Environmental groups roundly criticized the report, which they said had been rushed in an effort to get exploration started during President Trump’s first term.
The Interior Department’s Bureau of Land Management said Thursday that it still intends to hold an oil and gas lease sale in 2019 that would open up exploration of the refuge’s coastal plain on approximately 1.6 million acres of the 19.3-million-acre Arctic Refuge.
The first lease sale would offer no fewer than 400,000 acres of “high-potential” land for bids, the bureau said.
The refuge — home to polar bears, wolves, migratory birds and Porcupine caribou — has long been closed to oil and gas exploration despite great interest in the petroleum industry. Climate change has made the area more delicate as melting ice has driven polar bears to spend more time in dens along the refuge’s coastal plain.
However, a controversial provision in the Tax Cuts and Jobs Act of 2017 provided for opening up the reserve’s coastal plain to drilling and ordered the administration to hold at least two lease sales within seven years.

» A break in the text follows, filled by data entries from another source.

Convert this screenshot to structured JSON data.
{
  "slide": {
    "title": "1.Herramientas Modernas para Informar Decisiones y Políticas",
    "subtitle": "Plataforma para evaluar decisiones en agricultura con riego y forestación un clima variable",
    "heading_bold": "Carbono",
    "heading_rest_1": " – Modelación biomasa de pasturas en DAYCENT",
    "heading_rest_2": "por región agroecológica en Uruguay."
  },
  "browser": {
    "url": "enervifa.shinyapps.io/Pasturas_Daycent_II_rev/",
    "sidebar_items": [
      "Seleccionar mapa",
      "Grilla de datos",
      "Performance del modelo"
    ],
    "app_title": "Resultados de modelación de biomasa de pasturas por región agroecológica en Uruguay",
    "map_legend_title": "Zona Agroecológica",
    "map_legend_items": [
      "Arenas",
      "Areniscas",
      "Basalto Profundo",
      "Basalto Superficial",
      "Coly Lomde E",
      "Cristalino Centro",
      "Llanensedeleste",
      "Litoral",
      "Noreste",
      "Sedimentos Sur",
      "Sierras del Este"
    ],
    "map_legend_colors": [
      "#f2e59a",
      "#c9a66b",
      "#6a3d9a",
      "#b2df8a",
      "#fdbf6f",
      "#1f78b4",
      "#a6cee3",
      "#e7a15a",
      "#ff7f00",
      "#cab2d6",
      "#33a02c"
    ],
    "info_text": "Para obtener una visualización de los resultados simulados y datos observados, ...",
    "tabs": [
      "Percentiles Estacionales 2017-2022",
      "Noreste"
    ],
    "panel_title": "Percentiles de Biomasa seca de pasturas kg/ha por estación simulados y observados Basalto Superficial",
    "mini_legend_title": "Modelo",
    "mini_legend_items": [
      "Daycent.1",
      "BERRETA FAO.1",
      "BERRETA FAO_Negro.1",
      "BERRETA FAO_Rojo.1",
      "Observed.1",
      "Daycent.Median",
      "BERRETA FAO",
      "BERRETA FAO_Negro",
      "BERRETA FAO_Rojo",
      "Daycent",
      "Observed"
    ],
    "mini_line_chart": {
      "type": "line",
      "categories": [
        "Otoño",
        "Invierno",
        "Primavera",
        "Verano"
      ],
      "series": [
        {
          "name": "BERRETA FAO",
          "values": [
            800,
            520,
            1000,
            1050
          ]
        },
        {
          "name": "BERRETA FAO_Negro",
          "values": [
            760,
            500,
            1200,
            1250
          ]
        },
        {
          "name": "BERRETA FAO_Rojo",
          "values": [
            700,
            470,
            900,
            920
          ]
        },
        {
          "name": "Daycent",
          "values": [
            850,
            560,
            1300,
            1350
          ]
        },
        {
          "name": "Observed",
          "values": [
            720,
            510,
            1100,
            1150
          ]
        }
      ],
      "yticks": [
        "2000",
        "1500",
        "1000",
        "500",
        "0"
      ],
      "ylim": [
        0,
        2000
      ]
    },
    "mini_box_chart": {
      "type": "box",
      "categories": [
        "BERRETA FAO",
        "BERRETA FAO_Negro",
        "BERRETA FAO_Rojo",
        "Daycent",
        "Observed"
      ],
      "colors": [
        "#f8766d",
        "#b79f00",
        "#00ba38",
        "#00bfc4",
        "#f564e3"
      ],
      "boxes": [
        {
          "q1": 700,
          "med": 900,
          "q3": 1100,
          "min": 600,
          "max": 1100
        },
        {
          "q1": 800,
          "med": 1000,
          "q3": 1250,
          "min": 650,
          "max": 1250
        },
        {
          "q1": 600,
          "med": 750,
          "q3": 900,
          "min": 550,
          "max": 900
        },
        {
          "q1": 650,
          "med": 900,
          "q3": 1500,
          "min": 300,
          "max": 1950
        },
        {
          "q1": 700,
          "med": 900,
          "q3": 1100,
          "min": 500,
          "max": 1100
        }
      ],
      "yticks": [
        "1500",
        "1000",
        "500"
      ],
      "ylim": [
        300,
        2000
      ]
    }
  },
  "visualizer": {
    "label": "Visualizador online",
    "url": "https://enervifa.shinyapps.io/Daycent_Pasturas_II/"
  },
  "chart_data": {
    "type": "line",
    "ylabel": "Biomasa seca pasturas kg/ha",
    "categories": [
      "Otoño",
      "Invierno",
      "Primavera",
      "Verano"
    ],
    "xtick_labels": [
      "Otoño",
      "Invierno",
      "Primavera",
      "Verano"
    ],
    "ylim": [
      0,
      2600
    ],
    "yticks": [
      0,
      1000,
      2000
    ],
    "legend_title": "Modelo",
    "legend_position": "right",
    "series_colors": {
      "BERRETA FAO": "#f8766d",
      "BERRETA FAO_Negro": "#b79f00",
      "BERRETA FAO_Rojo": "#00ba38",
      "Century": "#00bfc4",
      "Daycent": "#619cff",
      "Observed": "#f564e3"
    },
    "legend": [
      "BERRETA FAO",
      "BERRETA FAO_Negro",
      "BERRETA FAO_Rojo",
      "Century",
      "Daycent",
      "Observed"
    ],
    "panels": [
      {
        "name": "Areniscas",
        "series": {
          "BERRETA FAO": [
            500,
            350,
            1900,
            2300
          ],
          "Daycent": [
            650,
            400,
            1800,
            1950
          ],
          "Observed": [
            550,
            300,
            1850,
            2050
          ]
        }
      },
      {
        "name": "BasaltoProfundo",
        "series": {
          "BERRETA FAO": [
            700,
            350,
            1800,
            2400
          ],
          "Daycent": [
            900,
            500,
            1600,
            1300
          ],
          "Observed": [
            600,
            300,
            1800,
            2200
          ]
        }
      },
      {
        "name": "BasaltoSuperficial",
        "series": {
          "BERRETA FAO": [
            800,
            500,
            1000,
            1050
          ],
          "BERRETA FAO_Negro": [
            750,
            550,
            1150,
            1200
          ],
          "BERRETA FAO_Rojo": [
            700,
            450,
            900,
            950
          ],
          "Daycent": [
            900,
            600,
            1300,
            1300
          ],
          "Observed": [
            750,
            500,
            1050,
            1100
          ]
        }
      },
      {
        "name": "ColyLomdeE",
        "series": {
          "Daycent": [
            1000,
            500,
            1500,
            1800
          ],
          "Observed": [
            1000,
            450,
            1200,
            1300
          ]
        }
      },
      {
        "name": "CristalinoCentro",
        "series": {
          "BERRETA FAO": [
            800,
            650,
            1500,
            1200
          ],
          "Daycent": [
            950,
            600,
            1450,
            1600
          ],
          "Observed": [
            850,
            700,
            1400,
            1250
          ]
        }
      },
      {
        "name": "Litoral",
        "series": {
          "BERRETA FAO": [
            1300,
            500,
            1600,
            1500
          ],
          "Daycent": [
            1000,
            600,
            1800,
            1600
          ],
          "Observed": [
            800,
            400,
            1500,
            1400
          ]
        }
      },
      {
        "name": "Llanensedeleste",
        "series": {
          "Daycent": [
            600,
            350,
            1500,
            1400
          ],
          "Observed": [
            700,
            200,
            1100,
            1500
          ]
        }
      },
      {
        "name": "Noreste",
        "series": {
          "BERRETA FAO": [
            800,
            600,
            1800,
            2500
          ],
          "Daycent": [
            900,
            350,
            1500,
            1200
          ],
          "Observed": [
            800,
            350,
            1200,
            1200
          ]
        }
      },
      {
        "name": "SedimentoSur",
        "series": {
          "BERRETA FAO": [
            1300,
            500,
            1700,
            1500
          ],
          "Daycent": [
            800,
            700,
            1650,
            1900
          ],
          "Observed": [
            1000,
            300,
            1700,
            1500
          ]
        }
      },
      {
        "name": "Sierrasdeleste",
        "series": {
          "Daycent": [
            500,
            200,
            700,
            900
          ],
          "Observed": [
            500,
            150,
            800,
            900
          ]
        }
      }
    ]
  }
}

“An energy-dominant America starts with an energy-dominant Alaska,” outgoing Interior Secretary Ryan Zinke said in a statement.
One of the four development alternatives in the 392-page draft would protect the caribou’s summer habitat by putting aside 708,600 acres while still allowing oil and gas leases on more than 1 million acres, the draft said. Some of the alternative sets of regulations would limit some summer activity to avoid disturbing calving caribou season.
The Bureau of Land Management said it would hold public meetings in Washington and the Alaskan cities of Anchorage, Arctic Village, Fairbanks, Kaktovik, Fort Yukon, Venetie and Utqiaġvik. It set a 45-day comment period ending Feb. 11. A final environmental statemenmt would follow, then a lease sale.
Environmental groups are unhappy with the process.
“There’s no precedent for anything done this quickly for an environmental review of this scale,” said Adam Kolton, executive director of the Alaska Wilderness League. He said that “this is really a rubber-stamp exercise rather than an effort to mitigate the impact to wildlife on the coastal plain.”
He said that the location of the public hearings — all but one in Alaska — was unfair to people living elsewhere in the U.S. “These are public lands that belong to all Americans,” he said, adding that polls show widespread opposition to drilling in the refuge.
The Wilderness Society issued a report saying that the administration’s estimates of oil in the refuge “was based on outdated information and overly optimistic assumptions about how much oil exists in the region, the price of such oil and the speed with which it could be developed and taken to market.”
The society’s report notes that the December 2017 sale on the National Petroleum Reserve-Alaska attracted bids on less than 1% of the 10.3 million acres offered.
A source familiar with Alaska lease sales but who spoke on the condition of anonymity said that for now, oil companies weighing bids include Exxon Mobil, Chevron, BP, ConocoPhillips, ASRC, Oil Search, Armstrong and Repsol.